Three large European investor advisory firms have harshly faulted Volkswagen AG management for reneging on its promise to release a report by an independent investigation into the company’s diesel emission cheating, notes the Financial Times.
The advisors also call on VW shareholders to reject the company’s new executive compensation plan, citing its “unexplained and drastic increases” in base pay.
Both matters be before the annual shareholders meeting on Wednesday. But with VW’s founding families controlling 52% of the company’s voting rights, neither measure will prevail.
The highly critical advisors are Brussels-based Deminor and two British firms: Institutional Shareholder Services (ISS) and Hermes Equity Ownership Services.

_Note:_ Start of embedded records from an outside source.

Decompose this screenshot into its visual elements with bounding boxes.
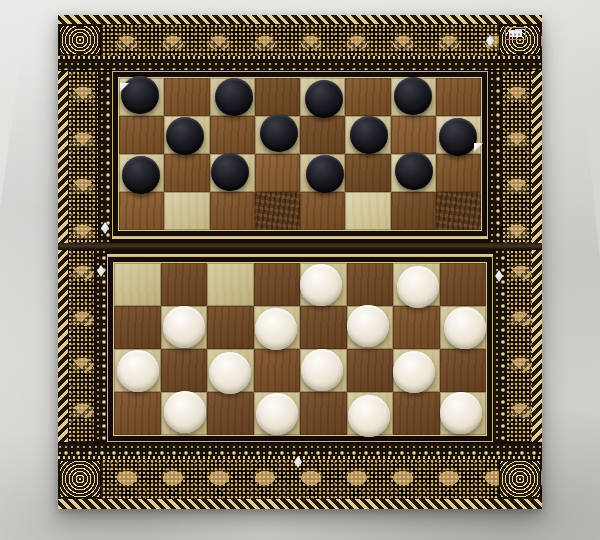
star-border-bottom: [58, 442, 542, 456]
square-r5c7[interactable]: ⛀: [440, 306, 487, 349]
square-r6c5[interactable]: [347, 349, 394, 392]
square-r1c2[interactable]: [210, 116, 255, 154]
square-r4c4[interactable]: ⛀: [300, 263, 347, 306]
white-checker-piece[interactable]: ⛀: [347, 305, 389, 347]
square-r3c0[interactable]: [119, 192, 164, 230]
white-checker-piece[interactable]: ⛀: [397, 266, 439, 308]
playing-area-frame: ⛀⛀⛀⛀⛀⛀⛀⛀⛀⛀⛀⛀⛀⛀: [107, 256, 493, 442]
square-r0c1[interactable]: [164, 78, 209, 116]
board-bottom-half: ⛀⛀⛀⛀⛀⛀⛀⛀⛀⛀⛀⛀⛀⛀: [58, 250, 542, 509]
square-r7c6[interactable]: [393, 392, 440, 435]
square-r1c0[interactable]: [119, 116, 164, 154]
square-r2c3[interactable]: [255, 154, 300, 192]
square-r3c4[interactable]: [300, 192, 345, 230]
square-r7c0[interactable]: [114, 392, 161, 435]
square-r4c2[interactable]: [207, 263, 254, 306]
hinge-edge: [112, 237, 488, 243]
square-r0c2[interactable]: ⛂: [210, 78, 255, 116]
square-r2c0[interactable]: ⛂: [119, 154, 164, 192]
square-r4c5[interactable]: [347, 263, 394, 306]
black-checker-piece[interactable]: ⛂: [439, 118, 477, 156]
checkerboard-top-rows: ⛂⛂⛂⛂⛂⛂⛂⛂⛂⛂⛂⛂: [118, 77, 482, 231]
square-r3c1[interactable]: [164, 192, 209, 230]
mosaic-border-left: [68, 71, 98, 243]
herringbone-border-bottom: [58, 499, 542, 509]
white-checker-piece[interactable]: ⛀: [163, 306, 205, 348]
checkerboard-bottom-rows: ⛀⛀⛀⛀⛀⛀⛀⛀⛀⛀⛀⛀⛀⛀: [113, 262, 487, 436]
herringbone-border-right: [532, 71, 542, 243]
white-checker-piece[interactable]: ⛀: [301, 349, 343, 391]
square-r7c4[interactable]: [300, 392, 347, 435]
square-r3c7[interactable]: [436, 192, 481, 230]
black-checker-piece[interactable]: ⛂: [305, 80, 343, 118]
square-r5c4[interactable]: [300, 306, 347, 349]
mosaic-border-right: [506, 250, 532, 442]
square-r5c3[interactable]: ⛀: [254, 306, 301, 349]
price-sticker: [505, 27, 526, 40]
white-checker-piece[interactable]: ⛀: [209, 352, 251, 394]
square-r6c4[interactable]: ⛀: [300, 349, 347, 392]
white-checker-piece[interactable]: ⛀: [440, 392, 482, 434]
square-r1c4[interactable]: [300, 116, 345, 154]
square-r2c4[interactable]: ⛂: [300, 154, 345, 192]
square-r7c3[interactable]: ⛀: [254, 392, 301, 435]
star-border-right: [488, 71, 502, 243]
square-r2c1[interactable]: [164, 154, 209, 192]
square-r6c3[interactable]: [254, 349, 301, 392]
white-checker-piece[interactable]: ⛀: [300, 264, 342, 306]
mosaic-border-left: [68, 250, 94, 442]
square-r4c6[interactable]: ⛀: [393, 263, 440, 306]
square-r0c3[interactable]: [255, 78, 300, 116]
square-r0c6[interactable]: ⛂: [391, 78, 436, 116]
square-r5c6[interactable]: [393, 306, 440, 349]
herringbone-border-left: [58, 250, 68, 442]
square-r3c3[interactable]: [255, 192, 300, 230]
mosaic-border-top: [58, 24, 542, 57]
square-r6c2[interactable]: ⛀: [207, 349, 254, 392]
square-r2c5[interactable]: [345, 154, 390, 192]
square-r0c5[interactable]: [345, 78, 390, 116]
black-checker-piece[interactable]: ⛂: [260, 114, 298, 152]
black-checker-piece[interactable]: ⛂: [215, 78, 253, 116]
square-r3c6[interactable]: [391, 192, 436, 230]
square-r7c7[interactable]: ⛀: [440, 392, 487, 435]
black-checker-piece[interactable]: ⛂: [121, 76, 159, 114]
square-r1c6[interactable]: [391, 116, 436, 154]
square-r6c7[interactable]: [440, 349, 487, 392]
square-r6c1[interactable]: [161, 349, 208, 392]
square-r2c2[interactable]: ⛂: [210, 154, 255, 192]
square-r4c3[interactable]: [254, 263, 301, 306]
black-checker-piece[interactable]: ⛂: [211, 153, 249, 191]
square-r6c0[interactable]: ⛀: [114, 349, 161, 392]
square-r1c5[interactable]: ⛂: [345, 116, 390, 154]
white-checker-piece[interactable]: ⛀: [444, 307, 486, 349]
square-r2c7[interactable]: [436, 154, 481, 192]
hinge-seam: [58, 243, 542, 250]
square-r7c1[interactable]: ⛀: [161, 392, 208, 435]
mosaic-border-right: [502, 71, 532, 243]
herringbone-border-left: [58, 71, 68, 243]
square-r7c5[interactable]: ⛀: [347, 392, 394, 435]
square-r0c4[interactable]: ⛂: [300, 78, 345, 116]
square-r6c6[interactable]: ⛀: [393, 349, 440, 392]
herringbone-border-right: [532, 250, 542, 442]
square-r4c1[interactable]: [161, 263, 208, 306]
board-top-half: ⛂⛂⛂⛂⛂⛂⛂⛂⛂⛂⛂⛂: [58, 15, 542, 243]
black-checker-piece[interactable]: ⛂: [394, 77, 432, 115]
square-r1c1[interactable]: ⛂: [164, 116, 209, 154]
white-checker-piece[interactable]: ⛀: [348, 395, 390, 437]
square-r4c0[interactable]: [114, 263, 161, 306]
black-checker-piece[interactable]: ⛂: [166, 117, 204, 155]
black-checker-piece[interactable]: ⛂: [395, 152, 433, 190]
square-r1c3[interactable]: ⛂: [255, 116, 300, 154]
square-r3c5[interactable]: [345, 192, 390, 230]
square-r0c7[interactable]: [436, 78, 481, 116]
black-checker-piece[interactable]: ⛂: [122, 156, 160, 194]
star-border-top: [58, 59, 542, 71]
white-checker-piece[interactable]: ⛀: [256, 393, 298, 435]
star-border-left: [94, 250, 107, 442]
star-border-left: [98, 71, 112, 243]
square-r5c2[interactable]: [207, 306, 254, 349]
square-r5c0[interactable]: [114, 306, 161, 349]
herringbone-border-top: [58, 15, 542, 24]
black-checker-piece[interactable]: ⛂: [350, 116, 388, 154]
square-r5c1[interactable]: ⛀: [161, 306, 208, 349]
checkers-board: ⛂⛂⛂⛂⛂⛂⛂⛂⛂⛂⛂⛂ ⛀⛀⛀⛀⛀⛀⛀⛀⛀⛀⛀⛀⛀⛀: [58, 15, 542, 509]
square-r7c2[interactable]: [207, 392, 254, 435]
black-checker-piece[interactable]: ⛂: [306, 155, 344, 193]
playing-area-frame: ⛂⛂⛂⛂⛂⛂⛂⛂⛂⛂⛂⛂: [112, 71, 488, 237]
square-r5c5[interactable]: ⛀: [347, 306, 394, 349]
square-r3c2[interactable]: [210, 192, 255, 230]
white-checker-piece[interactable]: ⛀: [117, 350, 159, 392]
white-checker-piece[interactable]: ⛀: [393, 351, 435, 393]
square-r4c7[interactable]: [440, 263, 487, 306]
square-r2c6[interactable]: ⛂: [391, 154, 436, 192]
white-checker-piece[interactable]: ⛀: [164, 391, 206, 433]
white-checker-piece[interactable]: ⛀: [255, 308, 297, 350]
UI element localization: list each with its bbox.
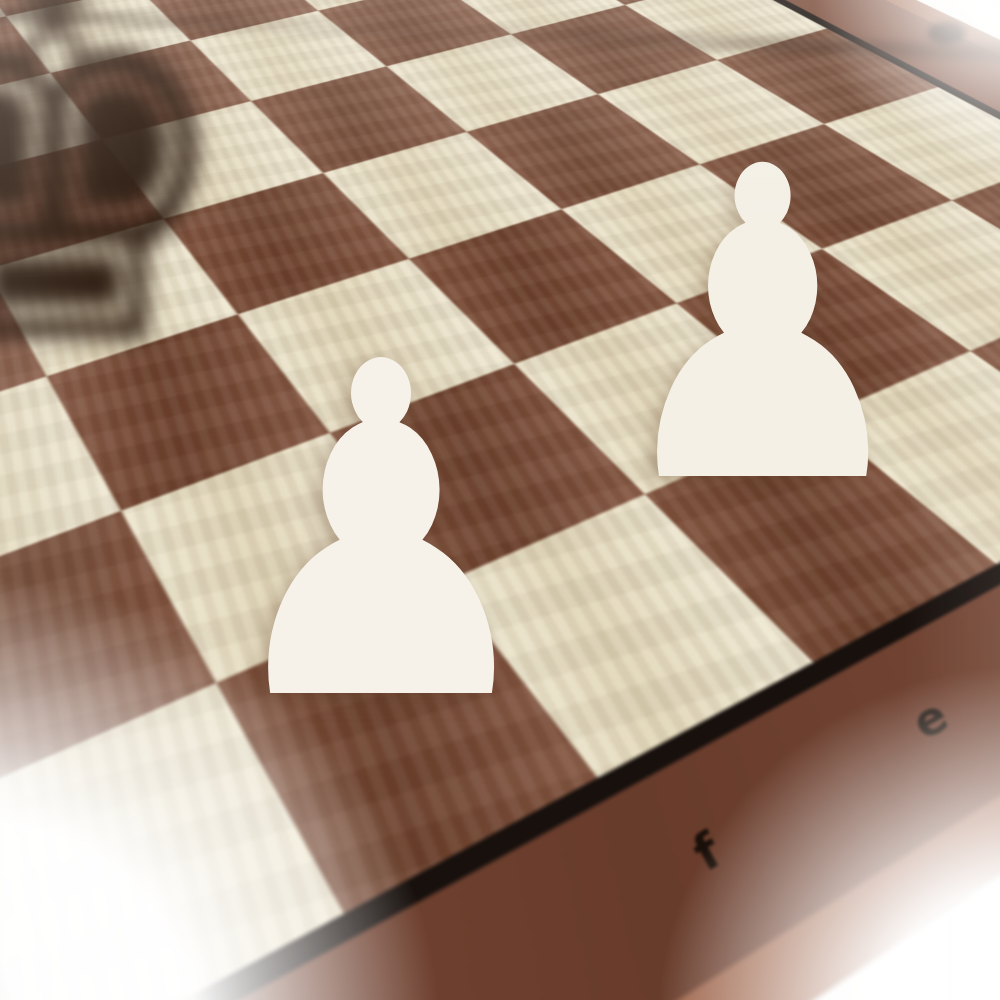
black-piece-g5: ♚ [0, 0, 190, 350]
black-king-icon: ♚ [0, 0, 238, 380]
board-hinge [928, 22, 966, 44]
white-pawn-d7: ♟ [570, 150, 860, 460]
white-pawn-icon: ♟ [212, 371, 550, 696]
white-pawn-icon: ♟ [605, 172, 921, 482]
chessboard-photo: e f ♟ ♟ ♚ [0, 0, 1000, 1000]
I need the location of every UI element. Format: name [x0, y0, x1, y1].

VW conceded when the diesel scandal broke in September 2015 that the cheating was due in part to a corporate mindset that stifled open discussion of problems. The company vowed to make its structure more transparent and said it would present a probe into the diesel crisis by the U.S. law firm Jones Day.
ISS, Hermes and Deminor say the company has done neither. ISS gives VW its worst possible rating on corporate governance. Hermes describes itself as “underwhelmed” by reforms to date. And Deminor says the company’s corporate culture has worsened since the diesel crisis.
The advisors also are concerned about the sudden departure in January of Christine Hohmann-Dennhard, who was hired by in October 2015 to head VW’s integrity and compliance. She reported to Manfred Doss, compliance chief for the holding company that controls VW. He was named head of VW legal affairs upon her arrival. German lawmakers have called for an investigation into Hohmann-Dennhard’s departure.